The idea of African clothing inspires images of rich colours and ceremonial dress but, the fact is, African clothing is as diverse as the African continent. Africa's ancient civilisations demonstrate the continent's long history of creating clothing for utilitarian as well as celebratory and symbolic purposes. Despite its many variations, there are several unifying features of and facts about African clothing.
The origins of African clothing date back about 75,000 years. These early examples of clothing were not conducive to living in hot or arid conditions, as they were mostly made out of animal skin and fur. Other indications of ancient clothing traditions can be found in Egyptian tombs from around 2,000 B.C. Among the hieroglyphics on the tombs are drawings of looms.
There are countless types of African clothing, but some styles that stand out for their popularity or their symbolic significance include dashikis, brightly printed tunics that became popular in the United States during the Black Power movement; embroidered Yoruba aso oka, worn for celebrations; and princess kaftans, which usually are printed in intricate patterns. For men, a standout African ensemble consists of a four-piece coordinated babariga outfit featuring a hat, long-sleeved shirt, agbada bubu (sort of like a flowing cape) and trousers.

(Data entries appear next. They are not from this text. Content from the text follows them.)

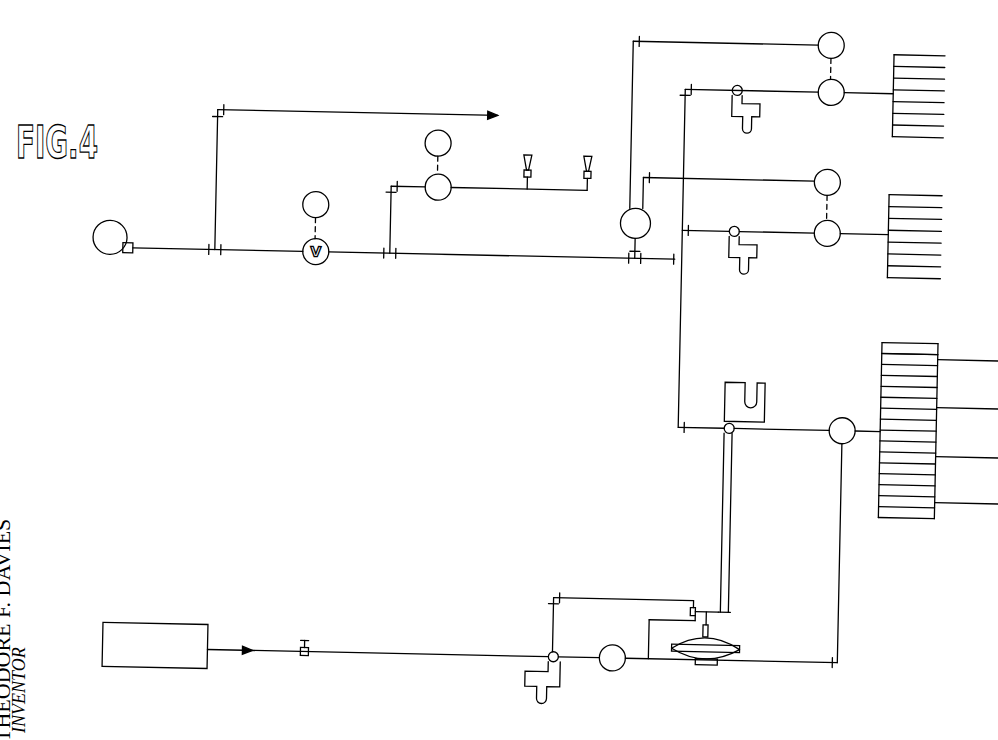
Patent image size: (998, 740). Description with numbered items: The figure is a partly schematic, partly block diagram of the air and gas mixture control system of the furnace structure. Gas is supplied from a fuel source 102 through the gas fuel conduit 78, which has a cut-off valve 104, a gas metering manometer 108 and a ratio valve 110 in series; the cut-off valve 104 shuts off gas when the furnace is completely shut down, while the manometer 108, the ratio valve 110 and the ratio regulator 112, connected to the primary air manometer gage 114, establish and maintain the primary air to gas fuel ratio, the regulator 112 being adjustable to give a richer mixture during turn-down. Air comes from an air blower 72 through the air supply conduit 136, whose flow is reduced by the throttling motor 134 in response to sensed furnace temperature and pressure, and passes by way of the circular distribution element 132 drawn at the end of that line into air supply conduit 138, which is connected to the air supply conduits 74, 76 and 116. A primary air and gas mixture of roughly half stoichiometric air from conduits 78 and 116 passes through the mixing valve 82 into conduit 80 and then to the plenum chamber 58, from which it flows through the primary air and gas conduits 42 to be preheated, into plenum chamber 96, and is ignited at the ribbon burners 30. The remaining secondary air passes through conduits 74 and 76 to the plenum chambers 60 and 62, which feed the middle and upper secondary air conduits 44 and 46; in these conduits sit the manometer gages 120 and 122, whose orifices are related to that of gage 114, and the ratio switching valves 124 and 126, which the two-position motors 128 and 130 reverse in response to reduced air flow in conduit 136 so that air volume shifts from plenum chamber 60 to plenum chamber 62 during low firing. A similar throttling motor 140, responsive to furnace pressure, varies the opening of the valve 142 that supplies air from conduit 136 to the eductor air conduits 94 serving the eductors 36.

The air blower 72 is at (124, 251).
The air supply conduit 136 is at (496, 247).
The throttling motor 134 is at (333, 198).
The throttling motor 140 is at (428, 134).
The valve 142 is at (452, 172).
The air supply conduit 94 is at (510, 180).
The eductor 36 is at (534, 146).
The air distributor 132 is at (625, 210).
The motor 130 is at (842, 24).
The ratio switching valve 126 is at (821, 75).
The air supply conduit 76 is at (868, 77).
The upper secondary air conduit 46 is at (912, 118).
The plenum chamber 62 is at (893, 118).
The air supply conduit 138 is at (687, 132).
The manometer gage 122 is at (754, 116).
The motor 128 is at (844, 165).
The ratio switching valve 124 is at (822, 206).
The manometer gage 120 is at (755, 256).
The air supply conduit 74 is at (868, 218).
The middle secondary air conduit 44 is at (912, 260).
The plenum chamber 60 is at (893, 260).
The primary air manometer gage 114 is at (793, 346).
The air supply conduit 116 is at (818, 388).
The mixing valve 82 is at (840, 423).
The conduit 80 is at (876, 411).
The plenum chamber 58 is at (889, 356).
The primary air and gas conduit 42 is at (910, 499).
The primary air and gas mixture ribbon burner 30 is at (985, 340).
The plenum chamber 96 is at (946, 457).
The gas fuel conduit 78 is at (852, 555).
The fuel source 102 is at (180, 620).
The cut-off valve 104 is at (320, 651).
The gas metering manometer 108 is at (552, 688).
The ratio valve 110 is at (633, 656).
The ratio regulator 112 is at (725, 652).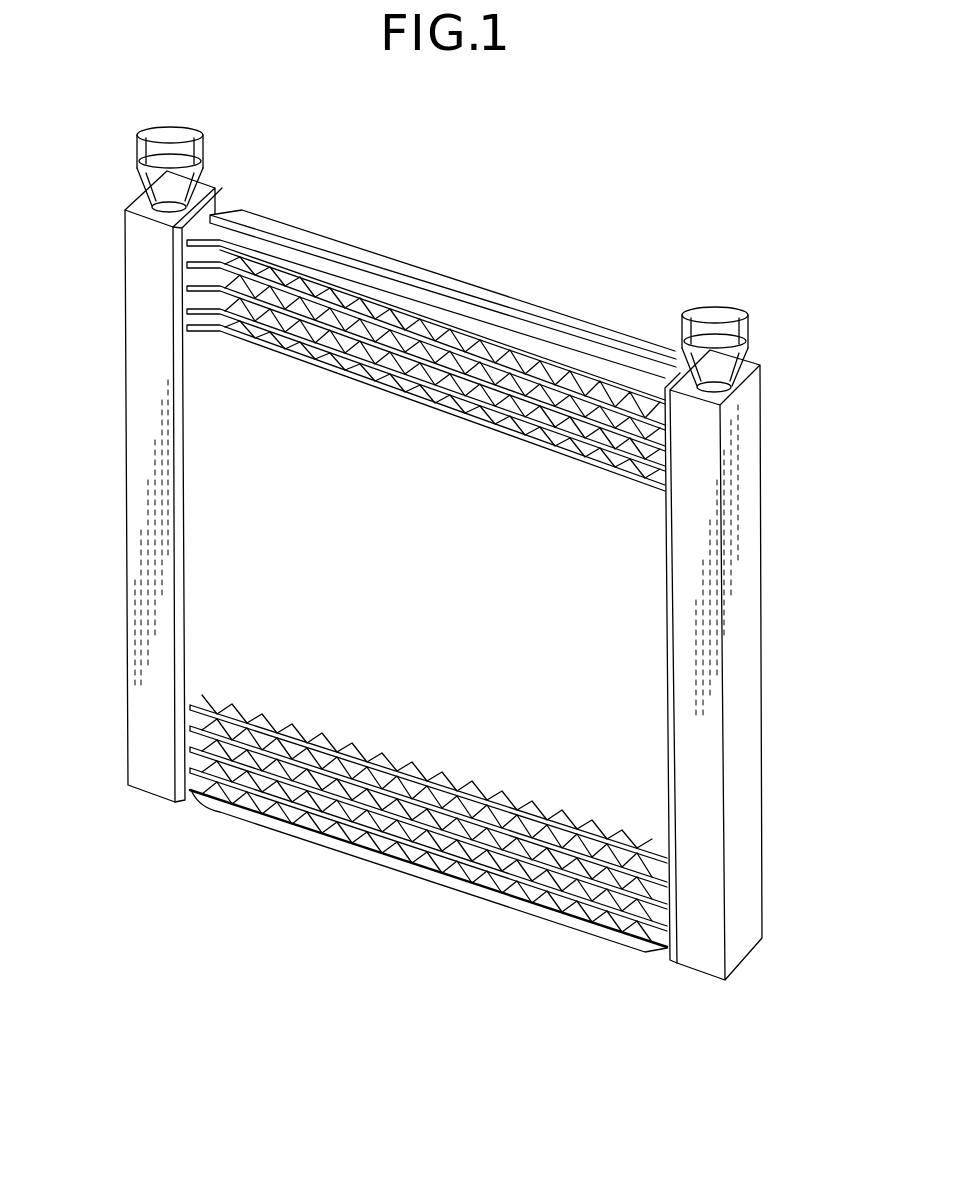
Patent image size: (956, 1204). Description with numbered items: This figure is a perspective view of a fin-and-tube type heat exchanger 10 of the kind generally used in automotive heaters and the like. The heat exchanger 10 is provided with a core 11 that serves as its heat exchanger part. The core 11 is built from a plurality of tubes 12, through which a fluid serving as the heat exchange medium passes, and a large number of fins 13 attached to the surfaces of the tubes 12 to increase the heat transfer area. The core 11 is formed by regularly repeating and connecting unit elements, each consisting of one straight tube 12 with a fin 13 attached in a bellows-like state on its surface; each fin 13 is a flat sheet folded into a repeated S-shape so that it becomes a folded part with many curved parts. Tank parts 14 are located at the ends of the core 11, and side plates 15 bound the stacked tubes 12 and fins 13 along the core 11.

The fin-and-tube type heat exchanger 10 is at (467, 228).
The core 11 is at (350, 585).
The tube 12 is at (217, 335).
The fin 13 is at (665, 478).
The tank part 14 is at (150, 623).
The side plate 15 is at (592, 347).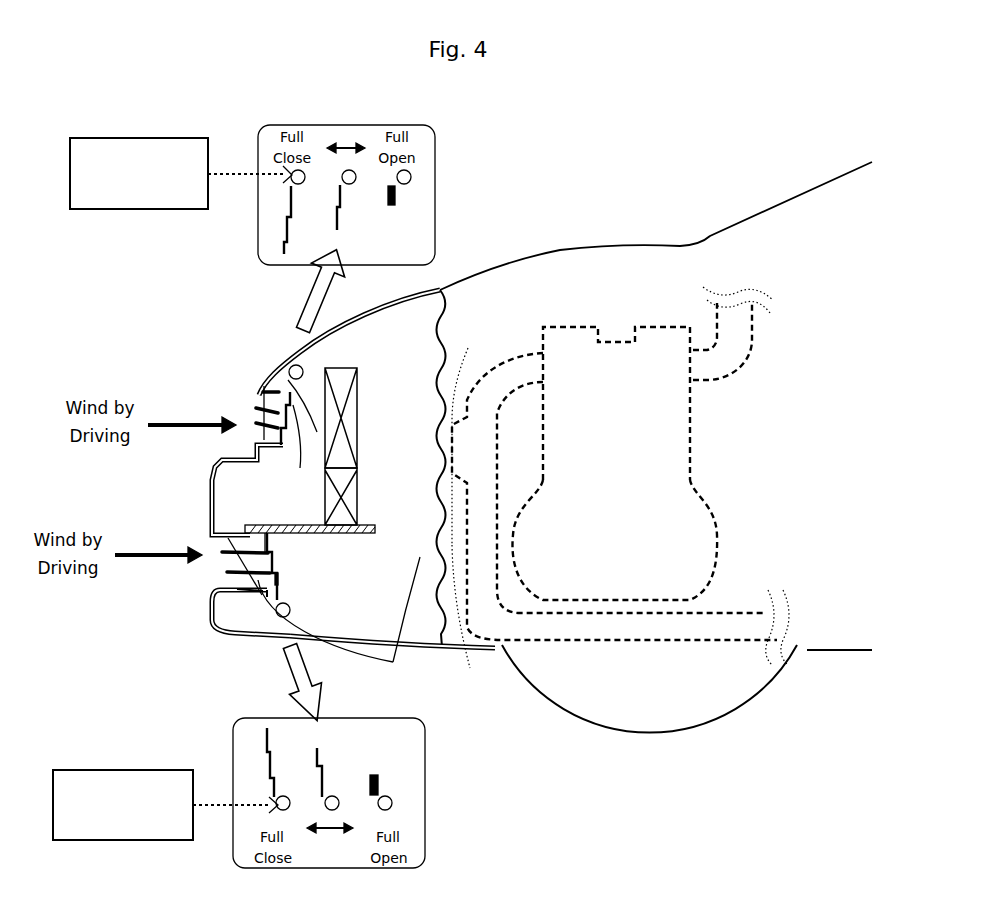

Some of the classic features of African clothing pertain to its colours and prints. Patterns may be created by tie-dye or batik, a method of applying wax to fabric before dying it. Embroidery, brocade and beading are common ornamentation. For special occasion or expensive clothing, people still hand-weave the fabric, using traditional looms.
Traditional African clothing represents different regions' natural resources and agricultural practices. Hence, locally grown cotton is a typical element in African clothing. However, in the Sahel and in North Africa, people also use camel and sheep wool to weave fabric. In Central and West Africa, raffia palm is a common fibre. In West Africa and Madagascar, flax and jute comprise part of the textiles. Silk is produced in East Africa and Nigeria.
The contemporary age has brought an immensely popular, but highly controversial, type of clothing to Africa. Known in Eastern Africa as mitumba, or white man's clothes, these are the second-hand clothes brought to Africa from the Western world. Although mitumba is a popular consumer item, even sold in regions where it has been outlawed, it has ravaged the local textile manufacturers who cannot compete with the market of donated items that are then sold for profit by companies.